Objective: To estimate the presence of depression and impairment of quality of life in primary care and identify correlations with demographics and chronic diseases.
Materials And Methods: 500 people (220 men) that visited the Gytheio Health Center, Greece, participated in the study answering a study questionnaire that included demographic and somatometric data, medical history, the Zung self-rating depression scale (SDS-Zung) and the Short Form 12 (SF-12) scale for quality of life evaluation with a mental component scale (MCS) and a physical component scale (PCS).

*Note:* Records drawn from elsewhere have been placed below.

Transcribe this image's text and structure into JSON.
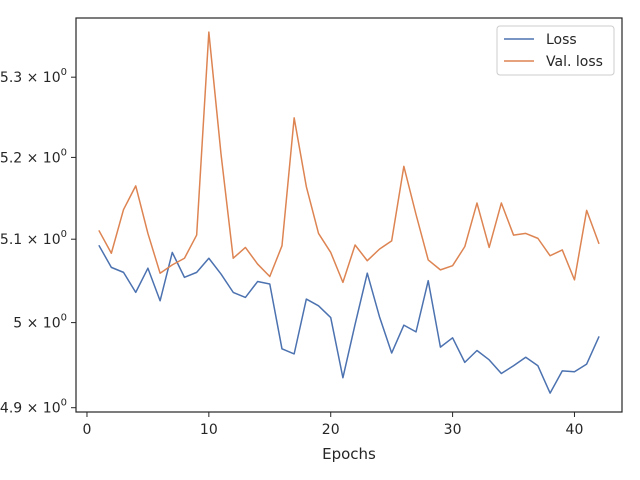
{
  "chart_data": {
    "type": "line",
    "title": "",
    "xlabel": "Epochs",
    "ylabel": "",
    "yscale": "log",
    "xlim": [
      -0.9,
      43.9
    ],
    "ylim": [
      4.895,
      5.375
    ],
    "x_ticks": [
      0,
      10,
      20,
      30,
      40
    ],
    "x_tick_labels": [
      "0",
      "10",
      "20",
      "30",
      "40"
    ],
    "y_ticks": [
      4.9,
      5.0,
      5.1,
      5.2,
      5.3
    ],
    "y_tick_labels": [
      {
        "mantissa": "4.9",
        "times": "×",
        "base": "10",
        "exp": "0"
      },
      {
        "mantissa": "5",
        "times": "×",
        "base": "10",
        "exp": "0"
      },
      {
        "mantissa": "5.1",
        "times": "×",
        "base": "10",
        "exp": "0"
      },
      {
        "mantissa": "5.2",
        "times": "×",
        "base": "10",
        "exp": "0"
      },
      {
        "mantissa": "5.3",
        "times": "×",
        "base": "10",
        "exp": "0"
      }
    ],
    "grid": false,
    "legend_position": "top-right",
    "x": [
      1,
      2,
      3,
      4,
      5,
      6,
      7,
      8,
      9,
      10,
      11,
      12,
      13,
      14,
      15,
      16,
      17,
      18,
      19,
      20,
      21,
      22,
      23,
      24,
      25,
      26,
      27,
      28,
      29,
      30,
      31,
      32,
      33,
      34,
      35,
      36,
      37,
      38,
      39,
      40,
      41,
      42
    ],
    "series": [
      {
        "name": "Loss",
        "color": "#4c72b0",
        "values": [
          5.092,
          5.066,
          5.06,
          5.036,
          5.065,
          5.026,
          5.084,
          5.054,
          5.06,
          5.077,
          5.058,
          5.036,
          5.03,
          5.049,
          5.046,
          4.969,
          4.963,
          5.028,
          5.02,
          5.006,
          4.935,
          4.998,
          5.059,
          5.007,
          4.964,
          4.997,
          4.989,
          5.05,
          4.971,
          4.982,
          4.953,
          4.967,
          4.956,
          4.94,
          4.949,
          4.959,
          4.949,
          4.917,
          4.943,
          4.942,
          4.951,
          4.983
        ]
      },
      {
        "name": "Val. loss",
        "color": "#dd8452",
        "values": [
          5.11,
          5.083,
          5.136,
          5.165,
          5.107,
          5.059,
          5.069,
          5.077,
          5.105,
          5.357,
          5.204,
          5.077,
          5.09,
          5.07,
          5.055,
          5.092,
          5.249,
          5.164,
          5.107,
          5.084,
          5.048,
          5.093,
          5.074,
          5.088,
          5.098,
          5.189,
          5.13,
          5.075,
          5.063,
          5.068,
          5.091,
          5.144,
          5.09,
          5.144,
          5.105,
          5.107,
          5.101,
          5.08,
          5.087,
          5.051,
          5.135,
          5.095
        ]
      }
    ]
  }
}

Results: 163 persons (32.6% of the study population) had SDS-Zung scores over 50 indicating depressive symptomatology. Of those 22% of the study population (70% women) had no awareness of their problem and were under no treatment; 80 (16% of the study population) had mild depressive symptoms (SDS-Zung: 53.12±0.6 [95% CI]) and physical impairment: MCS12: 44.32±1.9 (95% CI), PCS: 39.16±2.2 (95% CI) (p<0.005) and 23 (4.6% of study population) had moderate symptoms (SDS-Zung: 63.82±1.34 [95% CI]), with mental and physical impairment: MCS12: 36.99±1.88 (95% CI), PCS: 34.83±5.12 (95% CI) (p<0.005) adjusted for age, sex and co-morbidities. Arthritis and COPD were associated with depressive symptomatology and physical impairment (p<0.05) and coronary heart disease and congestive heart failure with physical impairment (p<0.005). Patients under anti-depressive medication had significant depressive symptomatology and decreased quality of life (p<0.0005).
Conclusion: The prevalence of both depressive symptomatology and impairment of quality of life is significant and primary care with simple, validated tools can be the setting for identifying and helping such patients.